Tab. 2 Ursachen sekundärer Hypertonien
| Kategorie | Erkrankungen/Diagnosen - Beispiele |
| 1. Nierenerkrankungen |
● Entzündungen der Nieren, Diabetes, Gicht ● Durchblutungsstörungen (Nierenarterienstenosen) ● Zysten (Zystennieren) u. seltene andere Nieren- und immunologische Systemerkrankungen |
| 2. Hormonelle Erkrankungen |
● Nebennierenrinden-bedingt: ○ Cushing-, Conn-Syndrom ○ Hormonbildungsstörungen (Gluko- oder Mineralokortikoid-Synthesestörungen, Enzymdefekte) Tumore, Metastasen ● Nebennierenmark-bedingt: Phäochromozytom ● Über- und Unterfunktion der Schilddrüse ● Überfunktion der Nebenschilddrüse |
| 3. Herz-/Gefäß- und Lungenerkrankungen |
● Obstruktives Schlafapnoe-Syndrom (Schnarchen/Atemaussetzer) ● Verengung der Hauptschlagader (Aortenisthmusstenose ) ● Herzklappenschwäche (Aorteninsuffizienz) |
Folgen / Risiken
Welche Risiken und Gefahren bestehen bei zu hohem Druck?
Hoher Blutdruck führt zwangsläufig zu einer Belastung und Schädigung aller Gefäßwände. Damit werden die Alterungsvorgänge an den Gefäßen beschleunigt. Neben einer beginnenden Gefäßversteifung kommt es zur Einlagerung von Cholesterin und Kalk in die Gefäßwände (Plaques), die wie Geschwülste in das Gefäßlumen hinein ragen. Sie können entweder aufbrechen - mit den Folgen eines akuten Gefäßverschlusses (Thrombose), der bei den Herzkranzgefäßen zum Herzinfarkt und die den Gehirngefäßen zum Schlaganfall führt oder es kommt über das Wachstum der Plaques sukzessive zum Gefäßverschluß mit identischen Folgen für Herz und Gehirn.
Das Gehirn ist bei einer Hypertonie besonders gefährdet. Schlaganfälle (vorübergehend – sogenannte TIA oder permanent – Apoplex) sind die häufigste Ursache von dauerhafter Schwerbeschädigung oder Tod von Hypertonikern.
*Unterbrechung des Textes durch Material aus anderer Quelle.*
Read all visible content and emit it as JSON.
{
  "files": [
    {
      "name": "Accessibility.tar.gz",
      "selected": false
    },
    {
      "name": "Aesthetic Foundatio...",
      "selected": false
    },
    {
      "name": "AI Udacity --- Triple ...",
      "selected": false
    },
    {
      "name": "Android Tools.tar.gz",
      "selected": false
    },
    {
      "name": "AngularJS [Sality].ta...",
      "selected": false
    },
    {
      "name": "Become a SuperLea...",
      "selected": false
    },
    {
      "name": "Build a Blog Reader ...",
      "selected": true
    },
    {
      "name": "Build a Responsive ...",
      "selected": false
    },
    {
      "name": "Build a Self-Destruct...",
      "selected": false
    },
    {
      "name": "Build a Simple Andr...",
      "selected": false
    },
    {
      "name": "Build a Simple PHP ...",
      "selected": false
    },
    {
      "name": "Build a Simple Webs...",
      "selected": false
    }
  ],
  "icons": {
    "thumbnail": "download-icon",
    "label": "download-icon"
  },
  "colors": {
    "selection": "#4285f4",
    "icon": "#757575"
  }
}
Die Dauerdruckbelastung der Hirngefäße kann aber auch zu multiplen kleinsten Ausfällen von Gehirnzellen führen, die sich später in einer Demenz äußern.
Darüber hinaus muß das Herz ständig gegen den erhöhten Druck arbeiten, was zuerst zu einer verringerten Füllung der Herzkammern (diastolische Funktionsstörung), danach zur Verdickung der Herzwände (linksventrikuläre Hypertrophie = LVH) und schließlich zur Herzschwäche (Herzinsuffizienz) und Herzversagen führt.
Die Druckbelastungen an Millionen von kleinen Gefäßknäuels (Glomeruli) in den Nieren, über die das Blut gereinigt wird, führt zur Verödung dieser Strukturen und damit zur Nierenschwäche (Niereninsuffizienz) bzw. Nierenversagen. Erste Zeichen sind das Auftreten von Albumin (Eiweiß) im Urin und danach die Erhöhung des Laborwertes Kreatinin.
Die Hypertonie führt weltweit von allen Erkrankungen und Risikofaktoren zu den meisten Todesfällen und dauerhaften Behinderungen.